Introduction
Problem description
India contributes to 42% of low birthweight (LBW) babies and about 25% of preterm births globally. Nearly 30% of neonates are born with birth weight <2500 g in India.1 Prematurity-related deaths are the main contributor to neonatal mortality rate and it accounts for nearly 43%.2 There has been variation in the outcomes of prematurity in terms of both survival and morbidities. Kangaroo mother care (KMC) is one of the simple interventions to enhance both short-term and long-term outcomes in preterm and LBW babies. The WHO defines KMC as ‘care of preterm infants carried skin to skin with the mother and the main features include continuous and prolonged skin to skin contact between the mother and the baby, and exclusive breastfeeding (ideally) or feeding with breast milk’. WHO recommends newborns weighing less than 2000 g receive continuous KMC when possible; and that when continuous KMC is not feasible, intermittent KMC should be provided based on evidence of decreased morbidity when compared with conventional routine care.3 4
Despite guidelines and strong evidence of the benefits of KMC,5 6 the implementation of KMC in many units is poor.7 The average duration of KMC in previous Indian studies varies between 3 and 5 hours/baby/day.8 9 The common barriers for KMC implementation are issues with the facility environment/resources, negative impressions of staff attitudes, the anxiety of hurting the baby, lack of help with KMC practice or other obligations, pain and low awareness of KMC. The availability of mothers is a major and unique challenge in outborn units.7 10
Setting
The Ovum Woman & Child Speciality Hospital is a tertiary care centre in rural Bangalore, India. This centre caters to close to 400–500 outborn admissions per year and an area close to a 100 km radius. The unit has 12 intensive care beds, with an average occupancy of 80%. The unit has eight ventilated beds including high-frequency ventilation. There were a total of 12 nurses with an attrition of 20% per year. The average nursing strength was three per shift with a nurse to patient ratio of 1:2–3. There are two consultant doctors (6 hours on-site followed by on call) supported by three resident doctors (one per day) round the clock. The weight and corrected gestation cut-off for discharge are 1500 g and 35 weeks as per the unit policy. The unit did not have a written policy for KMC in the unit. There were only two special KMC chairs in the unit for providing KMC. There was no separate KMC ward or step-down nursery for the stay of stable LBW babies with mothers in the unit.
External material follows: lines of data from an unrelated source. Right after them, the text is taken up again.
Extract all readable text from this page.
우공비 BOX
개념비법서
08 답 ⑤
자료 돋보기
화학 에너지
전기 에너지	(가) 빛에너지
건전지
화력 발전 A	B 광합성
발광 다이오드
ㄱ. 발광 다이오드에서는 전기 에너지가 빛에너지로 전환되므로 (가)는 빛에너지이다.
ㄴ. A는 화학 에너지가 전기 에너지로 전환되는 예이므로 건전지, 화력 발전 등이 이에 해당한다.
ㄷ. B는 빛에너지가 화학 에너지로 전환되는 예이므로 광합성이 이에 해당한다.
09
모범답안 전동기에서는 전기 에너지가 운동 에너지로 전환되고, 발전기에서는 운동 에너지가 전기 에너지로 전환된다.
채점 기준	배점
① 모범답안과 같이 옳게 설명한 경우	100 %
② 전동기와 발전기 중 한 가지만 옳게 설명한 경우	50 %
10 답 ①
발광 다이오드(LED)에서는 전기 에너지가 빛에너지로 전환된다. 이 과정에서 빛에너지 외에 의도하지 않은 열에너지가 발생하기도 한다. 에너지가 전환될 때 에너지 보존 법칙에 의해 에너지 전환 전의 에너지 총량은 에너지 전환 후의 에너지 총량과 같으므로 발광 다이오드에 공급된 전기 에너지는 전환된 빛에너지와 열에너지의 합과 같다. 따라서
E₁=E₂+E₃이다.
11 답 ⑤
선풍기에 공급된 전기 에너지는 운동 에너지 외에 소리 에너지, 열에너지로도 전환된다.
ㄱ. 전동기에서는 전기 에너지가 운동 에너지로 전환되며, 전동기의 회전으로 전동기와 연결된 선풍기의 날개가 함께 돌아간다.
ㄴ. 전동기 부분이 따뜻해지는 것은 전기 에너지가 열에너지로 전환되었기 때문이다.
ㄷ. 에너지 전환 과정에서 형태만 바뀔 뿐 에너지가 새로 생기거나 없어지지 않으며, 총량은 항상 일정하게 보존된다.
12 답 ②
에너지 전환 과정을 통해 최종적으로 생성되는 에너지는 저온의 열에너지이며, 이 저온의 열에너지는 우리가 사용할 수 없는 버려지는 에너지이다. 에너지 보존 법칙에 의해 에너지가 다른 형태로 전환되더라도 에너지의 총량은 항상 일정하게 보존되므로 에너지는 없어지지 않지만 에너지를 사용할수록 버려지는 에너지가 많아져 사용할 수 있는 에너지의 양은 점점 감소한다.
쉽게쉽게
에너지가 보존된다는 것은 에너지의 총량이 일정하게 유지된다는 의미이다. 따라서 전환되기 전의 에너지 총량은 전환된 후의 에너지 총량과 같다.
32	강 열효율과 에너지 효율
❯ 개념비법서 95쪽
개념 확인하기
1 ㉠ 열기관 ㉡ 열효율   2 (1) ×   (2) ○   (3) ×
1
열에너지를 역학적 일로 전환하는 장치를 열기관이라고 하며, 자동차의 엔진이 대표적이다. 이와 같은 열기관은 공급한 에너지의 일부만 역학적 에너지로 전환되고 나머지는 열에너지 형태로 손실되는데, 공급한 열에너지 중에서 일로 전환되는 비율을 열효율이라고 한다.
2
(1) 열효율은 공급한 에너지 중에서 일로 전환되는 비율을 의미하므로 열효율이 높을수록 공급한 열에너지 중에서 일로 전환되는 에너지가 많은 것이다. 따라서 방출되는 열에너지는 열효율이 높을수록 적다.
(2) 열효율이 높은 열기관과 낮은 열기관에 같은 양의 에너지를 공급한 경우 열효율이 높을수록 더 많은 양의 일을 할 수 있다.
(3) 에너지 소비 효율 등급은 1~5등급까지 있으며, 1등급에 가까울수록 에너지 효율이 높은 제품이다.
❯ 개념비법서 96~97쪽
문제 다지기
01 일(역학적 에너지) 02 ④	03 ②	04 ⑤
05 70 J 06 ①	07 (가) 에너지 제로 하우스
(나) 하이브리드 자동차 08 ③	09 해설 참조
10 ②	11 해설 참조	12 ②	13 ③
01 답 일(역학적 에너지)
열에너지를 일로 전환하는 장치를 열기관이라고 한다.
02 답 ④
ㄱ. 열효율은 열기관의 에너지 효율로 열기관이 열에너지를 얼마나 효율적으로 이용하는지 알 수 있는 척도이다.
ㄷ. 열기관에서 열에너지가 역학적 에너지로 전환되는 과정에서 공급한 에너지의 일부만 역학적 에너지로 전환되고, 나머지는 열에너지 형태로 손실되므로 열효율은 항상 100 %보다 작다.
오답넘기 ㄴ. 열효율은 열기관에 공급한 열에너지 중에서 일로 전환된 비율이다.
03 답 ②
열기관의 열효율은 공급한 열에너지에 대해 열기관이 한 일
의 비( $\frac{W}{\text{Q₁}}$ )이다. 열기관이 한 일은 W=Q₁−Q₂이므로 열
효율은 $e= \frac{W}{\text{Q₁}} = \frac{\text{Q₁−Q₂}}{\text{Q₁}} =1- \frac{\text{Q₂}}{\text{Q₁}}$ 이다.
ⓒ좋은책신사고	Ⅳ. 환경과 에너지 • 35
Available knowledge and rationale
KMC is an evidence-based and cost-effective intervention. The data from a meta-analysis involving 21 studies and 3042 infants have demonstrated KMC to increase newborn survival, exclusive breastfeeding rates even up to 1–3 months after discharge, weight gain, reduce the risk of hypothermia, apnoea and nosocomial infections.5 The effects of KMC last longer up to 20 years with children receiving KMC having reduced aggressiveness, hyperactivity, school absenteeism, etc.6 There is limited evidence of strategies for ensuring the sustenance of KMC.11 12 With evidence of safety and benefits to mother–infant dyad, anticipating more challenges with the predominant outborn setting for KMC, we planned to implement KMC in a gradual manner using Plan-Do-Study-Act (PDSA) cycles.
Aim
We aimed to implement KMC in eligible babies (<2000 g birth weight) in the neonatal intensive care unit (NICU) of our hospital from a baseline of 2.7–6 hours/baby/day (prolonged KMC) over 6 months (February 2019 to July 2019).